XML,JSON,YAML,各有优缺点。

2.2 [重要]基于bs4库的HTML内容查找方法

<>.find_all(name,attrs,recursive,string,**kwargs)
  1. 返回一个列表类型,存储查找的结果。
  2. name:对标签名称的检索字符串。
  3. attrs:对标签属性值得检索字符串,可标注属性检索
  4. recursive:是否对子孙全部检索,默认True
  5. string:<>…</>中字符串区域的检索字符串
print("1:",soup.find_all('a'))
print("2:",soup.find_all(['a','b']))

结果:

1: [<a class="py1" href="http://www.icourse163.org/course/BIT-268001" id="link1">Basic Python</a>, <a class="py2" href="http://www.icourse163.org/course/BIT-1001870001" id="link2">Advanced Python</a>]
2: [<b>The demo python introduces several python courses.</b>, <a class="py1" href="http://www.icourse163.org/course/BIT-268001" id="link1">Basic Python</a>, <a class="py2" href="http://www.icourse163.org/course/BIT-1001870001" id="link2">Advanced Python</a>]
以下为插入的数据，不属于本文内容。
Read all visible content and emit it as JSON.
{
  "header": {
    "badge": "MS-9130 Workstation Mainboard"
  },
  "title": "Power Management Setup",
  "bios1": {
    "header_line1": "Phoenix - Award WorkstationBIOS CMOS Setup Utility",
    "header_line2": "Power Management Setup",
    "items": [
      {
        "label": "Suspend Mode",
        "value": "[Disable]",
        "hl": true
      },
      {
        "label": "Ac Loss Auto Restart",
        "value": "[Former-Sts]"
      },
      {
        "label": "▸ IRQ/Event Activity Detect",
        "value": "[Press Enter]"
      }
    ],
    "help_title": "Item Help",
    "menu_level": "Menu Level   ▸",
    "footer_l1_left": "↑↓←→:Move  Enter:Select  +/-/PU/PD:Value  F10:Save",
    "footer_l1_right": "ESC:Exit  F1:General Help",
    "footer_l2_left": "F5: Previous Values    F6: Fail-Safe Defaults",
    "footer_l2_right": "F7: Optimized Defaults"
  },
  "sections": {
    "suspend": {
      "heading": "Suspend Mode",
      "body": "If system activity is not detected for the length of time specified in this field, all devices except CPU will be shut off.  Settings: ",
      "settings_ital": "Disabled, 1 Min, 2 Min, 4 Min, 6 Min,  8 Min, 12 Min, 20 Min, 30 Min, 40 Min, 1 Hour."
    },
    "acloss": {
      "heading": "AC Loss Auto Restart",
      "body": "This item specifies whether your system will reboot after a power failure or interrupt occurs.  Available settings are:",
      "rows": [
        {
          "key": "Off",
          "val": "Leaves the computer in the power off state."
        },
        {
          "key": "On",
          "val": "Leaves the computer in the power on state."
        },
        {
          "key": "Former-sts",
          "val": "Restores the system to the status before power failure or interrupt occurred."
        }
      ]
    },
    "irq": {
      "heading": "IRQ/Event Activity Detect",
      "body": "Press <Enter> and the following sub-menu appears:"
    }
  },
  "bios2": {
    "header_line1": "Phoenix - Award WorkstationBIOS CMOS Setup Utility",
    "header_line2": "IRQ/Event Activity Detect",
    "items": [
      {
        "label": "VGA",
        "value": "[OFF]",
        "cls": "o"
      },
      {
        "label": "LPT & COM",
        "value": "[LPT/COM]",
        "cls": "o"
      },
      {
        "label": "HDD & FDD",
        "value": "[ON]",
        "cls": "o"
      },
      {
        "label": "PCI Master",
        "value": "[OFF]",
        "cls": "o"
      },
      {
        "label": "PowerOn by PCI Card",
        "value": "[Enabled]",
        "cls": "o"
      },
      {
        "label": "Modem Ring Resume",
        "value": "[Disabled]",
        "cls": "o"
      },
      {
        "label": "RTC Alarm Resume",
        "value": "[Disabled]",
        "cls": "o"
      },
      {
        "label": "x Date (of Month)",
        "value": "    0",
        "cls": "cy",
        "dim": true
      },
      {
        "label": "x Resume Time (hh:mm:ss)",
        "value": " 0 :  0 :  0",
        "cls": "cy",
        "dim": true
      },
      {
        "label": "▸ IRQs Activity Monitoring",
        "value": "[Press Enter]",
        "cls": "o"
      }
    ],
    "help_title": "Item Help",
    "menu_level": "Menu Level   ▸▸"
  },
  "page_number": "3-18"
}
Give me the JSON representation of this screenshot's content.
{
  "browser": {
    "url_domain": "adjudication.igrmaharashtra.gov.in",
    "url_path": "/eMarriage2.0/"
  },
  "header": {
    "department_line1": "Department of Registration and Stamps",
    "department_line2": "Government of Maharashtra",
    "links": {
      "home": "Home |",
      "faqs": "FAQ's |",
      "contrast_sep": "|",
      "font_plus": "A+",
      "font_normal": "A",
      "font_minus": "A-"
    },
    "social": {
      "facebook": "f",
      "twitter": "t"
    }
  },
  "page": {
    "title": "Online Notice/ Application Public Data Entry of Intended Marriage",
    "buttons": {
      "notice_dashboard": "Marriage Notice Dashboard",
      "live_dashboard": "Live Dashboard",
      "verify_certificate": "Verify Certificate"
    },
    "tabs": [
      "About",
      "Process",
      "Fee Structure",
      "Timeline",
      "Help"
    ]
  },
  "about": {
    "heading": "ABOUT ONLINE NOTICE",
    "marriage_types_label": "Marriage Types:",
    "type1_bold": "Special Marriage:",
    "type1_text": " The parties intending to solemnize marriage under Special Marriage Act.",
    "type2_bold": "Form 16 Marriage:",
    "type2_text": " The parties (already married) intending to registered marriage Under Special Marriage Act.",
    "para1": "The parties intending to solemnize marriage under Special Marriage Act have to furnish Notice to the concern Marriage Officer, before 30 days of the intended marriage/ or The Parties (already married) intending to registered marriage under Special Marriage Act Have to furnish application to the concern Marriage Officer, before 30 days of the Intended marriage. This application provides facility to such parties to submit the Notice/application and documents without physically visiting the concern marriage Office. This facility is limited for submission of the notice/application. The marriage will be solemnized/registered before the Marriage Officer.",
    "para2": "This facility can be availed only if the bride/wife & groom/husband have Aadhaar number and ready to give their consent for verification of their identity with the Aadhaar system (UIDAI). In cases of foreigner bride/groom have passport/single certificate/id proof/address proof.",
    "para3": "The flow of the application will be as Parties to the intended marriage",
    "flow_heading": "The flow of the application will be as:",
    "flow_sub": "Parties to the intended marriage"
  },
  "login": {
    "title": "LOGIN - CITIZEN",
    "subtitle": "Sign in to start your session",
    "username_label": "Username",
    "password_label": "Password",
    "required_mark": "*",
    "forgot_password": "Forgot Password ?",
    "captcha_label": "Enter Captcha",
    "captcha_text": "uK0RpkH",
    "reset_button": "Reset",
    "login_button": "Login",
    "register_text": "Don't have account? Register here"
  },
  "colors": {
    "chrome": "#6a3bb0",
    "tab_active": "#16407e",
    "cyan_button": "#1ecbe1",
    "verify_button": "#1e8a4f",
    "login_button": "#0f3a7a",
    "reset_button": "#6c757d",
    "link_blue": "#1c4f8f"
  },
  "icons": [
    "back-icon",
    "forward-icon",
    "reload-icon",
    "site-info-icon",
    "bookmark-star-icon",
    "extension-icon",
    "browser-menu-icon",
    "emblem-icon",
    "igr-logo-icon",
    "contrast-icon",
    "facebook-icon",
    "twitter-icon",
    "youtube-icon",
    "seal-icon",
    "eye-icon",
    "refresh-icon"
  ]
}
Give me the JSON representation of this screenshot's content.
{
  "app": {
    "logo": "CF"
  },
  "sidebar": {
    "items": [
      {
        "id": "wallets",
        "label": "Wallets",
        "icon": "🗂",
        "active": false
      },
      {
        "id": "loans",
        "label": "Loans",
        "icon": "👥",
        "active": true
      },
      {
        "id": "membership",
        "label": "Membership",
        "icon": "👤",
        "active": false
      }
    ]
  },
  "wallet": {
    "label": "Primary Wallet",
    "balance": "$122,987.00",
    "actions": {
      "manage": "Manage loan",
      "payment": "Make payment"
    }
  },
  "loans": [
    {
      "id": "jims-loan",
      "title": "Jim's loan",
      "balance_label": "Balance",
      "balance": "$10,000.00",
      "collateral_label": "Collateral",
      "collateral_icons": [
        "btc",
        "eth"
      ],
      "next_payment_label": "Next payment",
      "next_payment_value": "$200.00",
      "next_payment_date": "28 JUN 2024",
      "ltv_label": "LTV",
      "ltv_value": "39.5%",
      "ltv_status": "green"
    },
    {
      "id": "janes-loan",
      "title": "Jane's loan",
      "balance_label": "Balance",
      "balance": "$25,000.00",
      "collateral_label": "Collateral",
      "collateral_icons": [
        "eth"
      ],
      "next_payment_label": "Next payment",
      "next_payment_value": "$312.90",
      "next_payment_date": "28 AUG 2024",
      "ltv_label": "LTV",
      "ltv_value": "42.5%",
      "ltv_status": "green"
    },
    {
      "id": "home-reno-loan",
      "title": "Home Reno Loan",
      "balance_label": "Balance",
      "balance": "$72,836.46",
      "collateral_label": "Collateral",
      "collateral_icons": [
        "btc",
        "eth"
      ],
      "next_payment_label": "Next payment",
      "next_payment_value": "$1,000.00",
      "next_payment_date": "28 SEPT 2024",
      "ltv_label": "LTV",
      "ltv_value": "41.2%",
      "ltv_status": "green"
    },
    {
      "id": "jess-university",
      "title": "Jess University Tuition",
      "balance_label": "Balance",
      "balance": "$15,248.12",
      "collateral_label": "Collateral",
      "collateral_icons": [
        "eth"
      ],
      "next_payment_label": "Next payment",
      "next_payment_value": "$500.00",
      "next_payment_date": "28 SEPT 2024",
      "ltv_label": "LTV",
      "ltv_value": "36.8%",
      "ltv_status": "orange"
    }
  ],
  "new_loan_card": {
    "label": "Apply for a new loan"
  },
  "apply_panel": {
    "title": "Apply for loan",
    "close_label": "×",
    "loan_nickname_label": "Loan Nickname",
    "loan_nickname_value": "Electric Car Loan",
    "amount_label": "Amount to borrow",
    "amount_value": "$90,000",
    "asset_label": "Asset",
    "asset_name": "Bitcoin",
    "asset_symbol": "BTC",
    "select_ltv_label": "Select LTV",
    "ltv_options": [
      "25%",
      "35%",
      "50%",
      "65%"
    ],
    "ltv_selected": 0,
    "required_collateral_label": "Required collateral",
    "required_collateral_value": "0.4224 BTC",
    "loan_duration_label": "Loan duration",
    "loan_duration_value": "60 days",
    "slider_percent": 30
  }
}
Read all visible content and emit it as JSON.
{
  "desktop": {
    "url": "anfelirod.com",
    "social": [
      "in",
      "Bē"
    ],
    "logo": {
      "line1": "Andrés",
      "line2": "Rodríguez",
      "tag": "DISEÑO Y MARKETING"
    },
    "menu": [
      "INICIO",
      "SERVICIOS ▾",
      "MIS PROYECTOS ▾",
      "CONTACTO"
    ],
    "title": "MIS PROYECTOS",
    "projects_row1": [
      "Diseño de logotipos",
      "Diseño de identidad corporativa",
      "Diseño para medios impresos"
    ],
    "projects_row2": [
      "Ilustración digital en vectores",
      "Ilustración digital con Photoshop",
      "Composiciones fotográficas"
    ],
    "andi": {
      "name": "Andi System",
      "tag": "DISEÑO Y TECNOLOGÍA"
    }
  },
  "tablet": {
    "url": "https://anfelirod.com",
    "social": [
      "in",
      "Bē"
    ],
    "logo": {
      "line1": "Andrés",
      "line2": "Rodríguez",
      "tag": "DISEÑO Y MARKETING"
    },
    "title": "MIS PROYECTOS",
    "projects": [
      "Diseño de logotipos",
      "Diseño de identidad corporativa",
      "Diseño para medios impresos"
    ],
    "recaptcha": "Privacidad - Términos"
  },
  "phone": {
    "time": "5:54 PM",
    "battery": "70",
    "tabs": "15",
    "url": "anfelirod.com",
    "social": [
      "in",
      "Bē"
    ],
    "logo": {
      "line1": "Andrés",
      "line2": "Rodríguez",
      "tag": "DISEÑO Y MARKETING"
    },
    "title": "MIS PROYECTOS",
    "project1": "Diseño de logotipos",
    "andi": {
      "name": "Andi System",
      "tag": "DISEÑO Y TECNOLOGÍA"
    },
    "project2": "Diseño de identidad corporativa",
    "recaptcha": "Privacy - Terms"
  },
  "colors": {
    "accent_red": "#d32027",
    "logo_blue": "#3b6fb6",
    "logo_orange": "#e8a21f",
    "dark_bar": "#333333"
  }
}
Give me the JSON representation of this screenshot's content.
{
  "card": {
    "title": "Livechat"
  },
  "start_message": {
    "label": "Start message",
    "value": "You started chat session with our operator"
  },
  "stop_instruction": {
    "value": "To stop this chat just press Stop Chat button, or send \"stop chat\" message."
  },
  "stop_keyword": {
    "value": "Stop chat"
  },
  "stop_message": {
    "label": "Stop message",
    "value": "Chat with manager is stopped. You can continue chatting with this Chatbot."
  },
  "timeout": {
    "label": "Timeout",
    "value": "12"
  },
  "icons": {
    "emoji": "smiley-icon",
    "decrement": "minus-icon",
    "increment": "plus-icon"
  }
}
可以通过soup.find_all(True)检索所有标签。

  • 使用正则表达式:
import re

for tag in soup.find_all(re.compile("b")):
    print(tag.name)

检索所有以b开头的tag 名:

body
b
  • P标签中,属性中带有course字符的标签
soup.find_all("p","course")
[<p class="course">Python is a wonderful general-purpose programming language. You can learn Python from novice to professional by tracking the following courses:
 <a class="py1" href="http://www.icourse163.org/course/BIT-268001" id="link1">Basic Python</a> and <a class="py2" href="http://www.icourse163.org/course/BIT-1001870001" id="link2">Advanced Python</a>.</p>]
  • 使用id进行查找:
import re
print("1:",soup.find_all(id='link1'))
print("2:",soup.find_all(id='link2'))
print("\n")
print("3:",soup.find_all(id=re.compile("link")))

输出如下:

1: [<a class="py1" href="http://www.icourse163.org/course/BIT-268001" id="link1">Basic Python</a>]
2: [<a class="py2" href="http://www.icourse163.org/course/BIT-1001870001" id="link2">Advanced Python</a>]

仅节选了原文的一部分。